— Eu sei. Você já disse. Só não se esqueça disso. Tenha cuidado. — Egwene não foi sumindo desta vez. Apenas desapareceu, tão de repente quanto Birgitte.
Nynaeve encarou o local onde ela estivera, repassando na mente todas as coisas que deveria ter dito. Por fim, percebeu que poderia passar a noite toda ali. Estava se repetindo, e o momento para dizer tudo aquilo já havia passado. Resmungando baixo, saiu de Tel’aran’rhiod e voltou para sua cama em Sienda.
Os olhos de Egwene se abriram na escuridão quase total, quebrada apenas pelo parco luar que entrava pelo buraco de saída da fumaça. Ficou feliz por estar debaixo de uma pilha de cobertores. O fogo tinha se extinguido, e um frio congelante tomava conta da tenda. Sua respiração orvalhava bem diante do rosto. Sem levantar a cabeça, observou os arredores. Nenhuma Sábia. Ainda estava sozinha.

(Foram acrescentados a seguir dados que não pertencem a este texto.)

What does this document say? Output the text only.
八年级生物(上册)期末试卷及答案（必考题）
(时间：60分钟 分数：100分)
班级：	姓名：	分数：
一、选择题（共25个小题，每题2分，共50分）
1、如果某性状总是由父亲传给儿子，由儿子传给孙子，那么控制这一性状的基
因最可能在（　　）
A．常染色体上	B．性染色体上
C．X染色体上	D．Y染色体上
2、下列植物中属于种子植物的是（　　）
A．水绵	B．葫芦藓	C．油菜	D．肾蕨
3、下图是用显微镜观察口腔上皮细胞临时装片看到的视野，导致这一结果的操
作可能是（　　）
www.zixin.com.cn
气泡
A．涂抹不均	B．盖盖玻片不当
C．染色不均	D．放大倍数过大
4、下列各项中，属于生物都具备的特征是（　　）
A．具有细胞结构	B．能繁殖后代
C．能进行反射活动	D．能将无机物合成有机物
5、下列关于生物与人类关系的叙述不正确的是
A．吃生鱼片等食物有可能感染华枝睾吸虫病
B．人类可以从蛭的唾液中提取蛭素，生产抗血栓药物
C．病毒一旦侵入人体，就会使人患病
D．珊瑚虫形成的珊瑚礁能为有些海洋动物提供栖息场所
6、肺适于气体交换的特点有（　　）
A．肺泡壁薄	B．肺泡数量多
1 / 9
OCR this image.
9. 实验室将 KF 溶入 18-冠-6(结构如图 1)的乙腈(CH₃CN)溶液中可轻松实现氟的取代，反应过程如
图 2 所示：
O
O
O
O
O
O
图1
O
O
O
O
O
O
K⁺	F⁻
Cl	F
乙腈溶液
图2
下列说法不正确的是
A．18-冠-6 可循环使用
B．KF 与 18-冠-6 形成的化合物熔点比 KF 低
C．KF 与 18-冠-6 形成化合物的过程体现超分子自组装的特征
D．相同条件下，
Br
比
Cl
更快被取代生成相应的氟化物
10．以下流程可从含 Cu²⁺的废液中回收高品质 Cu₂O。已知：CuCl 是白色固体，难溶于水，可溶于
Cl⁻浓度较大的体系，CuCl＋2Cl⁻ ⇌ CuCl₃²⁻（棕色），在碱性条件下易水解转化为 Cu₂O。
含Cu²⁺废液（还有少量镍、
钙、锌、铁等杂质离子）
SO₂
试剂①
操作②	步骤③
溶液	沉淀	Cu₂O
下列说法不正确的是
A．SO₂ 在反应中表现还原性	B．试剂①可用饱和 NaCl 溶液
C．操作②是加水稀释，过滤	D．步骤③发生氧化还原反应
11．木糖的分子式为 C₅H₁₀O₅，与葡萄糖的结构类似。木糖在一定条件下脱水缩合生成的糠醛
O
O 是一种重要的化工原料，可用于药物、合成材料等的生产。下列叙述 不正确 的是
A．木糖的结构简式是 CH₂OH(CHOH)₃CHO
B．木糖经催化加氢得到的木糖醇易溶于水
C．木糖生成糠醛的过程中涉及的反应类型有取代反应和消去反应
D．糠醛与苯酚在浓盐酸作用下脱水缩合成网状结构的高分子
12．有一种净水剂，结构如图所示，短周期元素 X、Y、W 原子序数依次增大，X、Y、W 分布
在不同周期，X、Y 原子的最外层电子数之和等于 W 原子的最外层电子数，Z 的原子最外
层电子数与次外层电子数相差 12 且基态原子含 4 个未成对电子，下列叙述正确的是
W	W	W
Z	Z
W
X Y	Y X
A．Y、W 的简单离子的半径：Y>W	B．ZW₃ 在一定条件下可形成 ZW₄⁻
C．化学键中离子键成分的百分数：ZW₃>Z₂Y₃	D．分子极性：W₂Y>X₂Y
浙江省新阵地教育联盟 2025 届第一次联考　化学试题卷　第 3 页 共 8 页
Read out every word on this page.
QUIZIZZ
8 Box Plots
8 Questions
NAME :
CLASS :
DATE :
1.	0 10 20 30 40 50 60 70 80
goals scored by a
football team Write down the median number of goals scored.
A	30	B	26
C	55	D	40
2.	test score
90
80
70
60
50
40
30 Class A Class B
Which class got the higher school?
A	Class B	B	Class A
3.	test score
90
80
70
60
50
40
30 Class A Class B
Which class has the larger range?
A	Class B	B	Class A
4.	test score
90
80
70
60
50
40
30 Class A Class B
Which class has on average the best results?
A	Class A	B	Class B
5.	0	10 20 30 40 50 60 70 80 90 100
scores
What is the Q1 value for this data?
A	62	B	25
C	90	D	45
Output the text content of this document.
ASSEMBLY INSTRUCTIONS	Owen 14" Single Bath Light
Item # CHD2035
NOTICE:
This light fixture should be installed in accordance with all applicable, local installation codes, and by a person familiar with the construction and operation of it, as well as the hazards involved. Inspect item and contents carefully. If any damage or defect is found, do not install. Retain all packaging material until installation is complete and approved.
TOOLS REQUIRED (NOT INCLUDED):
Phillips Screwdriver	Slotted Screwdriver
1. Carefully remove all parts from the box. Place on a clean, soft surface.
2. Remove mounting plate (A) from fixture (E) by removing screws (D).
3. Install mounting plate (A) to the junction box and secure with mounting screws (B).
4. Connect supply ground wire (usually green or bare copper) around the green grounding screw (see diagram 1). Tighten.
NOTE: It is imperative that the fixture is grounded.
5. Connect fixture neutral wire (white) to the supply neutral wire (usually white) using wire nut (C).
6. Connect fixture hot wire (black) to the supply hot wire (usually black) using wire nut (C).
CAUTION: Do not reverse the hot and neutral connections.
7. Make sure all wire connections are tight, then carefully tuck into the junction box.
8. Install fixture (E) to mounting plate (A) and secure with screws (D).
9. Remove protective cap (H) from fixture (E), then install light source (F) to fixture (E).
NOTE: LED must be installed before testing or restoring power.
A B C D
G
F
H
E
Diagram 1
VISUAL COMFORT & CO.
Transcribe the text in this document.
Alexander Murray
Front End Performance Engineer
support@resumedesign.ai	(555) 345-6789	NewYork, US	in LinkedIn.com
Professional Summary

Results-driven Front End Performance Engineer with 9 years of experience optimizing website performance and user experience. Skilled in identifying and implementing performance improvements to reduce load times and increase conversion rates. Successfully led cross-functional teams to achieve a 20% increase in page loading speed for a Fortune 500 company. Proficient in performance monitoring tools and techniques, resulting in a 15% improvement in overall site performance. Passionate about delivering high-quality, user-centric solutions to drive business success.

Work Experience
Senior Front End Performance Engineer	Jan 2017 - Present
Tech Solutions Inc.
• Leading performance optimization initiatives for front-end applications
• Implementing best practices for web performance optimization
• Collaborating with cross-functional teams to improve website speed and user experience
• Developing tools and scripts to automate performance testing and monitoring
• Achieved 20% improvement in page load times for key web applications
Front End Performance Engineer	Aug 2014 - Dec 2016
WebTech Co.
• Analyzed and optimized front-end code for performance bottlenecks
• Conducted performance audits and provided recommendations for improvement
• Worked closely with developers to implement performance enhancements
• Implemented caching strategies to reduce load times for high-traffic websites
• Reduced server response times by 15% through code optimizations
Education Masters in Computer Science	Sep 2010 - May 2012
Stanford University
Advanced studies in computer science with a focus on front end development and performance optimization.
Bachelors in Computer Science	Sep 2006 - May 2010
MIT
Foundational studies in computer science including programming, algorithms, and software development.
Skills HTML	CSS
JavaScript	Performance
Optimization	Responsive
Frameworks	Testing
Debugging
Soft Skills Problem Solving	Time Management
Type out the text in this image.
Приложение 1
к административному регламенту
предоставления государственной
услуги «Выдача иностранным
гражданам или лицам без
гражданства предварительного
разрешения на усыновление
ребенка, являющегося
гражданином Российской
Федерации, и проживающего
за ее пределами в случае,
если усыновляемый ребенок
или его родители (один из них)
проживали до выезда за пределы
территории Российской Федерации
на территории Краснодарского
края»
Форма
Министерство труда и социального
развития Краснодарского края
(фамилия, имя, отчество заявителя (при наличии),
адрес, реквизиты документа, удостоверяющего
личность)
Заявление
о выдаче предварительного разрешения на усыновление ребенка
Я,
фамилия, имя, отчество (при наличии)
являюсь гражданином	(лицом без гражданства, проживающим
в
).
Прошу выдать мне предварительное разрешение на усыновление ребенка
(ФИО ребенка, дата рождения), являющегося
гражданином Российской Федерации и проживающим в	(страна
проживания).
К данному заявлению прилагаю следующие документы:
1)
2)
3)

Aquele era seu maior medo nas incursões solitárias por Tel’aran’rhiod: retornar e encontrar Amys ou uma das outras esperando por ela. Bem, talvez não fosse o maior medo, já que os perigos do Mundo dos Sonhos eram tão grandes quanto descrevera para Nynaeve, mas, ainda assim, era um medo enorme. Não eram as punições que a amedrontavam, não do tipo que Bair impunha. Caso tivesse acordado e dado de cara com uma Sábia, teria aceitado sua pena com prazer, mas Amys dissera a Egwene, logo no início, que se ela entrasse em Tel’aran’rhiod sem a companhia de uma das Sábias elas a mandariam embora, recusando-se a continuar a ensiná-la. Aquilo a amedrontava bem mais do que qualquer outra coisa que as mulheres pudessem fazer. Porém, ainda assim, precisava seguir em frente. Mesmo sendo rápidas para ensinar, as Sábias não eram rápidas o bastante. Egwene queria aprender logo, e queria aprender tudo.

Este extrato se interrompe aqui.